# Definition:Bounded Linear Transformation

## Definition

### Normed Vector Space

Let $\struct {V, \norm \cdot_V}$ and $\struct {U, \norm \cdot_U}$ be normed vector spaces.

Let $A : V \to U$ be a linear transformation.

We say that $A$ is a bounded linear transformation if and only if:

there exists $c > 0$ such that $\norm {A v}_U \le c \norm v_V$ for each $v \in V$.

### Inner Product Space

Let $\struct {V, \innerprod \cdot \cdot_V}$ and $\struct {U, \innerprod \cdot \cdot_U}$ be inner product spaces.
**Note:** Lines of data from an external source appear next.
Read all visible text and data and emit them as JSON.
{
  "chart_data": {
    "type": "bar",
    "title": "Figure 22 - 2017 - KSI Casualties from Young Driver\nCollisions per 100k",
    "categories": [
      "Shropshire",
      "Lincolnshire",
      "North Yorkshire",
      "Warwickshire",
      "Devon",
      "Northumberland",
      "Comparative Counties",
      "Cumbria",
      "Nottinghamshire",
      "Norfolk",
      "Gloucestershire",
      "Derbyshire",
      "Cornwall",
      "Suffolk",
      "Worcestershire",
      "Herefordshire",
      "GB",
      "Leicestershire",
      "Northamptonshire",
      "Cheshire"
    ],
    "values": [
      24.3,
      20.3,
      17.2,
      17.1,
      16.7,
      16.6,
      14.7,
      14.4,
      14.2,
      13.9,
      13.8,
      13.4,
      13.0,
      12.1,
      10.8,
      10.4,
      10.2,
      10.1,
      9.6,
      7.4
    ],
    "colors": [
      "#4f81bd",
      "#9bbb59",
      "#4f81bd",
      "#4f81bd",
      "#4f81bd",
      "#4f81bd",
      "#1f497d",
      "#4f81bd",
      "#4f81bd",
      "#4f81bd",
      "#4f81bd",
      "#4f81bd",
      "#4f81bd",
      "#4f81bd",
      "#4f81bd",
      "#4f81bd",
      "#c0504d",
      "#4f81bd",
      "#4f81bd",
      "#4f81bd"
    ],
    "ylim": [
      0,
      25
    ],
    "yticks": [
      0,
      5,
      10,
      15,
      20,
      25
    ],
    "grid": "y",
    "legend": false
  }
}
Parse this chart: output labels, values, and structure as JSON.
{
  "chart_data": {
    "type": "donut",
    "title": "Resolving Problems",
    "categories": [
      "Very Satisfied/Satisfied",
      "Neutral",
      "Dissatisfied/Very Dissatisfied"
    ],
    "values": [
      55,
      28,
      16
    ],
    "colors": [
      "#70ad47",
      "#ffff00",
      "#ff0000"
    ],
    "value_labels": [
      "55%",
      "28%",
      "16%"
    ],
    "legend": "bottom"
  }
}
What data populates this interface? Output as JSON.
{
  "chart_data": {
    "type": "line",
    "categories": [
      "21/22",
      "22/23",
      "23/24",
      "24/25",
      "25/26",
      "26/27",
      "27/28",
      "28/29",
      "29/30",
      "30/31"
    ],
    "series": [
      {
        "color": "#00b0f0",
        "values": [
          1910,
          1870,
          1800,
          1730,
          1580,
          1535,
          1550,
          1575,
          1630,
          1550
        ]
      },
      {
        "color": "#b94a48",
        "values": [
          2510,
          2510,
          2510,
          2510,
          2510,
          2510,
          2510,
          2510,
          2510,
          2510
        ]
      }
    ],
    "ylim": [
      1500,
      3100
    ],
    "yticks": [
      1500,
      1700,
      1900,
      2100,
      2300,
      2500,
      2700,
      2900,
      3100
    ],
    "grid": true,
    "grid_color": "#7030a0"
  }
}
Let $\norm \cdot_V$ and $\norm \cdot_U$ be the inner product norms of $V$ and $U$ respectively.

Let $A : V \to U$ be a linear transformation.

We say that $A$ is a bounded linear transformation if and only if:

there exists $c > 0$ such that $\norm {A v}_U \le c \norm v_V$ for each $v \in V$.

### Topological Vector Space

Let $\GF \in \set {\R, \C}$.

Let $X$ and $Y$ be topological vector spaces over $\GF$.

Let $T : X \to Y$ be a linear transformation.

We say that $T$ is a bounded linear transformation if and only if:

for each von Neumann-bounded subset $E$ of $X$, $T \sqbrk E$ is von Neumann-bounded.